June 11, 2026
Open source or open season?
Open Reproduction of DeepSeek-R1
AI fans cheer the open clone—while critics yell it’s already old news
TLDR: Open R1 says it has completed the first major step toward recreating DeepSeek-R1 in public, releasing datasets and a training recipe anyone can inspect. Commenters, however, instantly turned it into a debate over whether the project is impressive, outdated, or already beaten by better-known open AI efforts.
A group of developers says it’s building a fully open version of DeepSeek-R1, the buzzy reasoning AI model, so anyone can study it, copy it, and build on it. On paper, that’s a big deal: the project has released datasets, training recipes, and a roadmap to recreate the model step by step. The latest brag is that Step 1 is done, including a giant “Mixture-of-Thoughts” dataset with 350,000 verified reasoning examples. In plain English: they’re trying to turn a secretive AI magic trick into a recipe card the public can actually use.
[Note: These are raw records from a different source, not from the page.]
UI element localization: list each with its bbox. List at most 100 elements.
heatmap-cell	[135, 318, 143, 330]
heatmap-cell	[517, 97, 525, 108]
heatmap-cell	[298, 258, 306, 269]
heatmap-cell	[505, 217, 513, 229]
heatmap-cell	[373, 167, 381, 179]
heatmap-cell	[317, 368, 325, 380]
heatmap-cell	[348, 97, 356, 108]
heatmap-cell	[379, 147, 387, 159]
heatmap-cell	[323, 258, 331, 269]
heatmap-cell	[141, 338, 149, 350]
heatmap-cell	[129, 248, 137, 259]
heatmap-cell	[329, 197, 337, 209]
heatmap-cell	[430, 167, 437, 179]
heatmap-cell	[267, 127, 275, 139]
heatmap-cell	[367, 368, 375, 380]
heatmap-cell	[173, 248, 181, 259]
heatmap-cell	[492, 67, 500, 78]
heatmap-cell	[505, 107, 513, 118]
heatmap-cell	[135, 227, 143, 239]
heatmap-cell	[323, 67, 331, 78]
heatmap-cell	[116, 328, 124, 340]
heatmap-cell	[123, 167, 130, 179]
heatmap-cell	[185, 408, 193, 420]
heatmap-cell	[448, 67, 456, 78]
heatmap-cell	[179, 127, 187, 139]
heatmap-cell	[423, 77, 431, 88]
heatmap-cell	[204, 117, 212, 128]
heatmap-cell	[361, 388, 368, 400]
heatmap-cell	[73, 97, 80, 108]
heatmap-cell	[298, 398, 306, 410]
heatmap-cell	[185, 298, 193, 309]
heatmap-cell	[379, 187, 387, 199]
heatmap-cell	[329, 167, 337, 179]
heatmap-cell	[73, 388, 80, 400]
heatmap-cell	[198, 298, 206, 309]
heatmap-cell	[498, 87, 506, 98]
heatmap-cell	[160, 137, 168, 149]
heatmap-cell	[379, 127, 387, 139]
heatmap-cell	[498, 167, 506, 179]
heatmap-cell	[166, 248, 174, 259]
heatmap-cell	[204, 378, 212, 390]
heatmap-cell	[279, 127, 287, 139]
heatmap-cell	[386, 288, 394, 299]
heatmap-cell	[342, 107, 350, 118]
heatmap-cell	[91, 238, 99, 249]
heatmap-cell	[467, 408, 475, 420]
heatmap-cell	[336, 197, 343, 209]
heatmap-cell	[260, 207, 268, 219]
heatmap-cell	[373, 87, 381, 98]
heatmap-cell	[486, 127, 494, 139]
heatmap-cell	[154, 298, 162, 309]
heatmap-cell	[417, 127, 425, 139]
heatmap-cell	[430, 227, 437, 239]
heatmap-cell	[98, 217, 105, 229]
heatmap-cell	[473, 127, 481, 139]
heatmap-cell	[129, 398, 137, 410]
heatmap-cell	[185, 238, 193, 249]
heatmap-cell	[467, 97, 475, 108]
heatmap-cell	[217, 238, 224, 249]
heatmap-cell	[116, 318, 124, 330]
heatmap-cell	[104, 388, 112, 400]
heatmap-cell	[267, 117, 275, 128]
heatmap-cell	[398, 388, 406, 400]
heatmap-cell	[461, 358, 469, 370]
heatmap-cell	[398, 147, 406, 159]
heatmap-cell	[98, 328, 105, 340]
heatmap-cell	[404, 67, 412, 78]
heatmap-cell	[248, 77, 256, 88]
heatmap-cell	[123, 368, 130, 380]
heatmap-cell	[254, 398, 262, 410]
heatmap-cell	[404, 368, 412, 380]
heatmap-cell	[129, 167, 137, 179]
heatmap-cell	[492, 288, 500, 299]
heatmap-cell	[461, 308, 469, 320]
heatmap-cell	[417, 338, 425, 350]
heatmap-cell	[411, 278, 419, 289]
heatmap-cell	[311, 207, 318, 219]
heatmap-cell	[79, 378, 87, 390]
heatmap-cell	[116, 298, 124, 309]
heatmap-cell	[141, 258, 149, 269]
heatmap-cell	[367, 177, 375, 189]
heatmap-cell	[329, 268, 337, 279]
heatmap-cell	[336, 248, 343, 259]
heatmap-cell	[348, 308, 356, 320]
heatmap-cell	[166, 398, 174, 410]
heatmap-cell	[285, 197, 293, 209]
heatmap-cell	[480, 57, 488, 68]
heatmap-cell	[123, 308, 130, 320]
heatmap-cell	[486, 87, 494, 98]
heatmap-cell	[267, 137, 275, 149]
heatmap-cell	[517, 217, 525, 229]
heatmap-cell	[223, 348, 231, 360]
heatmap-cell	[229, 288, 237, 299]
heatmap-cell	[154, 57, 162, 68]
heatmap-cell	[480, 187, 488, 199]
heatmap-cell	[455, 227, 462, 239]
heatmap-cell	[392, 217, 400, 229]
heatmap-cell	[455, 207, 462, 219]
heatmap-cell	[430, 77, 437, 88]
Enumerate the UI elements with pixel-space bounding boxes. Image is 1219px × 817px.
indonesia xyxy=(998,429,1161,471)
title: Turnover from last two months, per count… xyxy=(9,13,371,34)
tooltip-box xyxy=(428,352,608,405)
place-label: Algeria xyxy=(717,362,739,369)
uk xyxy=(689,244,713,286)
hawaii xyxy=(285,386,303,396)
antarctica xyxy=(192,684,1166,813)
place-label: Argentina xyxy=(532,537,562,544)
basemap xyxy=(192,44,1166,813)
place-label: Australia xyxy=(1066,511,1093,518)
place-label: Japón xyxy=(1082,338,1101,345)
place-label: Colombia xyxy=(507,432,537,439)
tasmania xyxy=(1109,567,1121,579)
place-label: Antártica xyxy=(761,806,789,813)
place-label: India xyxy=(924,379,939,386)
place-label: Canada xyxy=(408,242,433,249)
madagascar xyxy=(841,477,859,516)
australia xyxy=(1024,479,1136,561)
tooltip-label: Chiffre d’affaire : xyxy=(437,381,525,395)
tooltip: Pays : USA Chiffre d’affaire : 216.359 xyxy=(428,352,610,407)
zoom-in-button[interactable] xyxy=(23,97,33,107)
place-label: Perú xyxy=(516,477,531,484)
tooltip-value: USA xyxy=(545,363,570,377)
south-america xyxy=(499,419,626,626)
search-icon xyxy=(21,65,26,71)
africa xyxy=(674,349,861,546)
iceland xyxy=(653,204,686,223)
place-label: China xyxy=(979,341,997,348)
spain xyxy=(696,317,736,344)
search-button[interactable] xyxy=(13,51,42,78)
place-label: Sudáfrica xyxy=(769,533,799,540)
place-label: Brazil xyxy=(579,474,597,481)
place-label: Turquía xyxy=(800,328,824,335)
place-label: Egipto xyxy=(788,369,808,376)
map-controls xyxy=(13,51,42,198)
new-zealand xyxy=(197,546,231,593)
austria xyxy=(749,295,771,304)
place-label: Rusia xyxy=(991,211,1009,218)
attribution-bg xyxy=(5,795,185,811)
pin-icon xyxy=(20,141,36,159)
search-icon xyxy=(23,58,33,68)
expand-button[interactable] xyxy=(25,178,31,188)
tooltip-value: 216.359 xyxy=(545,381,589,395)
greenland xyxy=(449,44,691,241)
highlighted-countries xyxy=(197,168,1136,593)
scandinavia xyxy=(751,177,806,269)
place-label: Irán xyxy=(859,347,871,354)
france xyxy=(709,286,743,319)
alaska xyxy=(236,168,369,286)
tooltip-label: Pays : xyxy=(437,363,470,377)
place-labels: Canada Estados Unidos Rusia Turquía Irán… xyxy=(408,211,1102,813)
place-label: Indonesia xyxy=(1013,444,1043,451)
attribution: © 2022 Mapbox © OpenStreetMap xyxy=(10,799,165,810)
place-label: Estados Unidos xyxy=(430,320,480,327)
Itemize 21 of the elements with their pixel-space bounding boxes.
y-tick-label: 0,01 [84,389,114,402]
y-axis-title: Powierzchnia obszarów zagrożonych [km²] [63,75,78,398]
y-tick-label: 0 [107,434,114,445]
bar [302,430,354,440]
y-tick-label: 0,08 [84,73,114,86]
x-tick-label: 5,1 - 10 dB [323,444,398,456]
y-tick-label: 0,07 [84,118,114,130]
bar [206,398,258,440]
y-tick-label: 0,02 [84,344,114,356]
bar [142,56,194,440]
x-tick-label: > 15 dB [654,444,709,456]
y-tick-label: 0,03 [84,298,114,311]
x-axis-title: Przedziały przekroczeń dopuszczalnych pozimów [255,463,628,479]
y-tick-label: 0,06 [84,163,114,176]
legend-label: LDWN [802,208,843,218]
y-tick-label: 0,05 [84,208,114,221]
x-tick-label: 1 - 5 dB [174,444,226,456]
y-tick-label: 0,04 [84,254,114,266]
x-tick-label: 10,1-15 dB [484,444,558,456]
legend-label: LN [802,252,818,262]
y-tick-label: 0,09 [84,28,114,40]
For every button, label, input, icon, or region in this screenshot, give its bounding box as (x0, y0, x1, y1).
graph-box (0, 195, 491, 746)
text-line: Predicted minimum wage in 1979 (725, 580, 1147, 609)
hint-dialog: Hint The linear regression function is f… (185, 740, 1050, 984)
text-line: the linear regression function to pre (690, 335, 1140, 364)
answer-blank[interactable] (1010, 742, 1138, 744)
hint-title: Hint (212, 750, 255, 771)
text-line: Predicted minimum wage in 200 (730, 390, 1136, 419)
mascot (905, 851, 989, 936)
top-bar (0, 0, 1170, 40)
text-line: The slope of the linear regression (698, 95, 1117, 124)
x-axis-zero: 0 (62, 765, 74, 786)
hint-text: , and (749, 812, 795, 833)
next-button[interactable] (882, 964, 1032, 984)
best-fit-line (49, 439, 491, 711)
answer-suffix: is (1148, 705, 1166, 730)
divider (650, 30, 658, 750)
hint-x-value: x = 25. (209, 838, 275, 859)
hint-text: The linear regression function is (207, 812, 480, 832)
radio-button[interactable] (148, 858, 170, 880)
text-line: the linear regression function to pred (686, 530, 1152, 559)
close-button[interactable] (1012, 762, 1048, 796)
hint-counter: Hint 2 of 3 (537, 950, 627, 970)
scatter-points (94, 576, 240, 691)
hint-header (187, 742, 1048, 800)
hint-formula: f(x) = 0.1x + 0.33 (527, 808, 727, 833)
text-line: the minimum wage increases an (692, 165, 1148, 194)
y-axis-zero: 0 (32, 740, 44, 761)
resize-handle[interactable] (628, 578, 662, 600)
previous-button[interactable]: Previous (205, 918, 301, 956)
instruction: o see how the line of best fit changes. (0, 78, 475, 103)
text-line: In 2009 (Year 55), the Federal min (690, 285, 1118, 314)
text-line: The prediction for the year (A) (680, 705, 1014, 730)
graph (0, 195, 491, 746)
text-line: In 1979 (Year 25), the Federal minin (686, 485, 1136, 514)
But in the comments, the real action was less “wow” and more “hang on, is this already outdated?” One of the loudest reactions was pure timestamp panic: users immediately noticed the repo looked stale at first glance, with one person basically begging for “2025” to be added to the title so people stop assuming it’s abandoned. Others were even harsher, dropping drive-by dismissals like “Too old now”—the kind of comment that lands like a reality-show slap.
Then came the open-source cage match. Some commenters waved people toward rivals like OpenThoughts, saying it already has a popular dataset and stronger small models. Others name-dropped OLMo and Nemotron as the real examples of open AI training done right. And of course, someone asked the question lurking behind every ambitious AI project: how much money does this actually cost? So yes, the repo is impressive—but the crowd is treating it like a tech talent show, and the judges are ruthless.
Key Points
- •Open R1 is an open-source project intended to reproduce the DeepSeek-R1 pipeline and provide missing components for others to build on it.
- •The repository includes scripts for GRPO training, supervised fine-tuning, and synthetic data generation, plus a Makefile to run pipeline steps.
- •The project roadmap has three stages: reproducing R1-Distill models, reproducing the RL pipeline behind R1-Zero, and showing multi-stage training from base model to RL-tuned model.
- •A 2025/05/26 update states that Step 1 was completed with release of the Mixture-of-Thoughts dataset and a recipe for OpenR1-Distill-7B.
- •Installation guidance specifies CUDA 12.4, Python 3.11, vLLM 0.8.5.post1, FlashAttention, PyTorch 2.6.0, and authentication with Hugging Face and Weights & Biases.